Um bom ponto de partida para conhecer sua obra é justamente um de seus trabalhos iniciais: Escapo (1999), lançado por aqui este ano, pela Mino Editora.
Na superfície, abrir uma obra de Pope é de cara um choque: de tão dinâmica e enérgica, sua arte parece querer pular para fora da página, puxar o leitor pela camisa e lhe aplicar uns tabefes.
Como todo bom quadrinista, Pope foi / é um ávido leitor dos mestres de três tradições da HQ planetária: a escola norte-americana (Jack Kirby, Alex Toth), a escola italiana (Hugo Pratt, Milo Manara) e a escola japonesa (Goseki Kojima, Katsuhiro Otomo).

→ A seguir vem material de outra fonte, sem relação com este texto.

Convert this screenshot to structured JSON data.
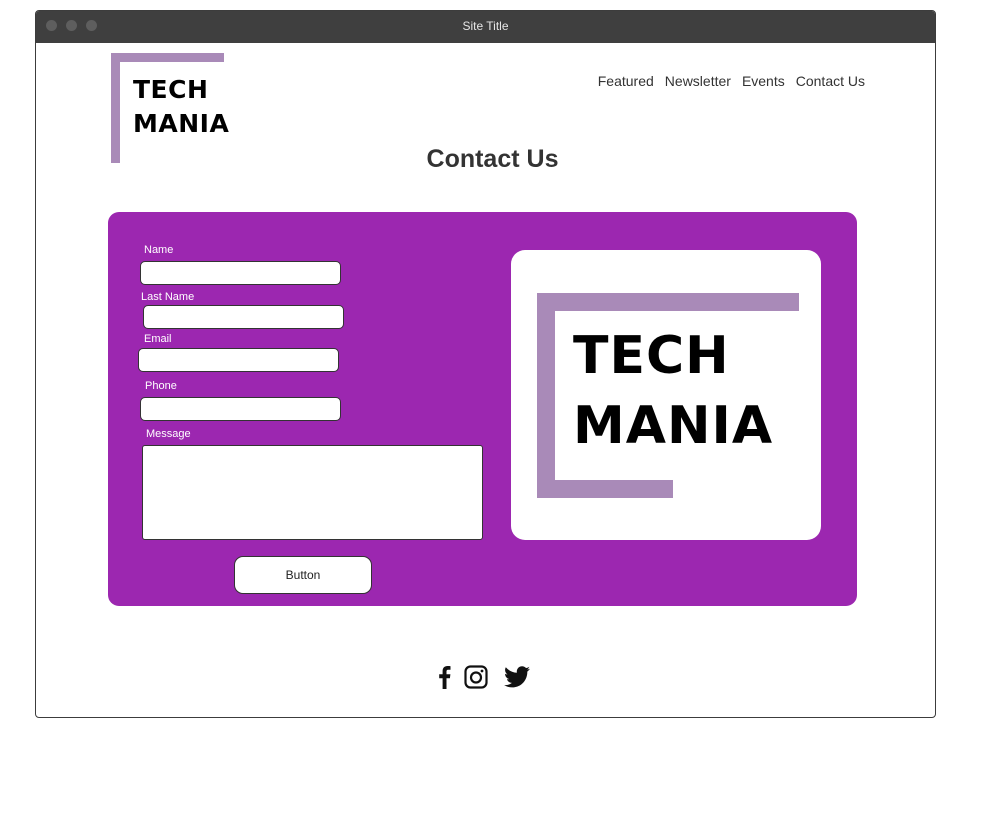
{
  "window": {
    "title": "Site Title"
  },
  "logo": {
    "line1": "TECH",
    "line2": "MANIA"
  },
  "nav": {
    "items": [
      {
        "label": "Featured"
      },
      {
        "label": "Newsletter"
      },
      {
        "label": "Events"
      },
      {
        "label": "Contact Us"
      }
    ]
  },
  "page": {
    "title": "Contact Us"
  },
  "form": {
    "name_label": "Name",
    "lastname_label": "Last Name",
    "email_label": "Email",
    "phone_label": "Phone",
    "message_label": "Message",
    "submit_label": "Button"
  },
  "social": {
    "icons": [
      "facebook-icon",
      "instagram-icon",
      "twitter-icon"
    ]
  },
  "colors": {
    "panel": "#9c27b0",
    "logo_bracket": "#a98ab8",
    "titlebar": "#3f3f3f"
  }
}
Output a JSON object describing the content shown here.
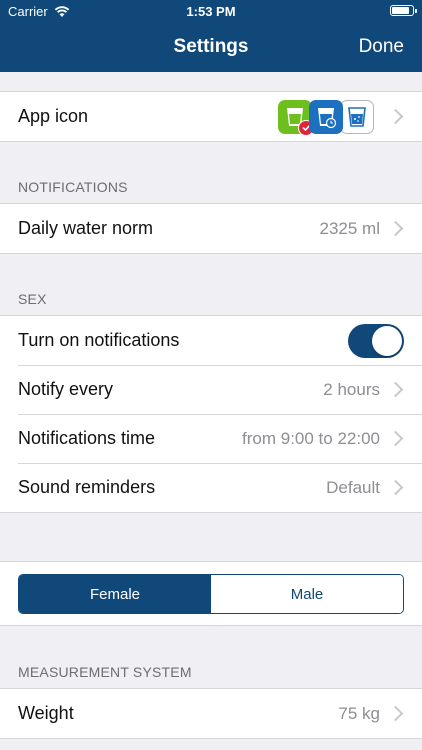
{
  "status": {
    "carrier": "Carrier",
    "time": "1:53 PM",
    "battery_level": 0.95
  },
  "nav": {
    "title": "Settings",
    "done": "Done"
  },
  "app_icon": {
    "label": "App icon",
    "icons": [
      "green-glass-icon",
      "blue-glass-clock-icon",
      "white-glass-icon"
    ]
  },
  "notifications": {
    "header": "NOTIFICATIONS",
    "daily_norm_label": "Daily water norm",
    "daily_norm_value": "2325 ml"
  },
  "sex": {
    "header": "SEX",
    "turn_on_label": "Turn on notifications",
    "turn_on_state": true,
    "notify_every_label": "Notify every",
    "notify_every_value": "2 hours",
    "time_label": "Notifications time",
    "time_value": "from 9:00 to 22:00",
    "sound_label": "Sound reminders",
    "sound_value": "Default"
  },
  "segment": {
    "female": "Female",
    "male": "Male",
    "selected": "Female"
  },
  "measurement": {
    "header": "MEASUREMENT SYSTEM",
    "weight_label": "Weight",
    "weight_value": "75 kg"
  },
  "colors": {
    "brand": "#10487a",
    "background": "#efeff4",
    "icon_green": "#6cbf1e",
    "icon_blue": "#1d70c0"
  }
}
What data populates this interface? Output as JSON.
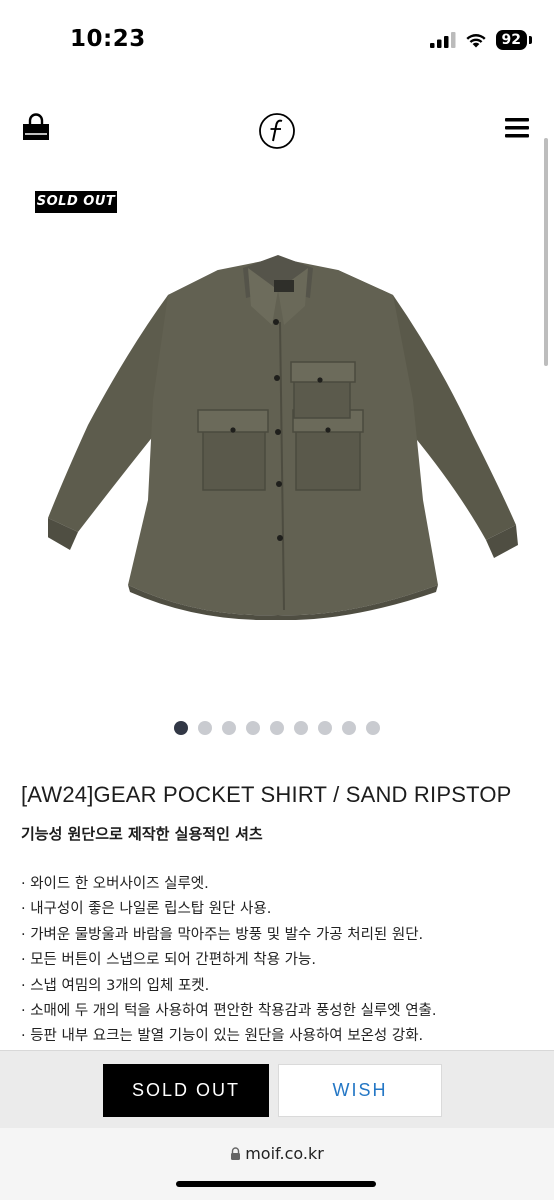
{
  "status_bar": {
    "time": "10:23",
    "battery": "92"
  },
  "header": {
    "logo_icon": "moif-f-logo",
    "cart_icon": "shopping-bag-icon",
    "menu_icon": "hamburger-menu-icon"
  },
  "product": {
    "badge": "SOLD OUT",
    "image_count": 9,
    "active_image": 1,
    "title": "[AW24]GEAR POCKET SHIRT / SAND RIPSTOP",
    "subtitle": "기능성 원단으로 제작한 실용적인 셔츠",
    "features": [
      "· 와이드 한 오버사이즈 실루엣.",
      "· 내구성이 좋은 나일론 립스탑 원단 사용.",
      "· 가벼운 물방울과 바람을 막아주는 방풍 및 발수 가공 처리된 원단.",
      "· 모든 버튼이 스냅으로 되어 간편하게 착용 가능.",
      "· 스냅 여밈의 3개의 입체 포켓.",
      "· 소매에 두 개의 턱을 사용하여 편안한 착용감과 풍성한 실루엣 연출.",
      "· 등판 내부 요크는 발열 기능이 있는 원단을 사용하여 보온성 강화."
    ]
  },
  "actions": {
    "sold_out_label": "SOLD OUT",
    "wish_label": "WISH"
  },
  "browser": {
    "url": "moif.co.kr"
  },
  "colors": {
    "wish_text": "#2477c5",
    "shirt": "#5f5e4f",
    "active_dot": "#323846"
  }
}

Com um extraordinário poder de síntese expresso no próprio traço, Pope reúne características muito identificáveis dessas três tradições quadrinísticas em suas obras.
Estão lá a exatidão do traço de Toth, as energias cósmicas fora de controle e o maquinário psicodélico de Kirby, a mitologia sutil de Pratt, o erotismo estiloso de Manara, o apuro estético de Kojima e a explosão cinética de Otomo – tudo retrabalhado dentro da lógica de um universo narrativo muito próprio e cheio de uma personalidade rebelde indomável.
Todas essas qualidades estão muito evidentes em Escapo – possivelmente uma de suas graphic novels mais pessoais e simbólicas.
Máquina de moer carne
Em termos objetivos de narrativa, a trama é um fiapo que pode ser resumido em duas ou três linhas: Escapo – este é o nome do personagem principal – é um mestre das fugas à la Houdini (que trabalha em um circo, sempre elegante em seu traje de esqueleto.
No seu dia a dia, encara provas cada vez mais absurdas e inescapáveis, enquanto encara uma crise de auto-confiança e nutre uma paixão mal-disfarçada por Aerobella, “a rainha da corda bamba” – que na HQ mal parece saída da adolescência.
A graça de Escapo, a HQ, reside menos na esquelética linha narrativa e mais na velocidade com que Pope conduz o leitor para cima e para baixo sob a lona do circo, para dentro e para fora das exóticas armadilhas que ele tem de se esforçar para vencer.
Absolutamente kirbyanas (em sua fase mais vistosa, linha Eternos e O Quarto Mundo), as armadilhas de Pope para seu personagem são literamente máquinas de moer carne, sobre as quais Escapo é pendurado de cabeça para baixo amarrado, acorrentado e na camisa de força.
Desnecessário dizer, essas sequências de fuga são ao mesmo tempo um espetáculo visual explosivo e emocionantes em sua narrativa.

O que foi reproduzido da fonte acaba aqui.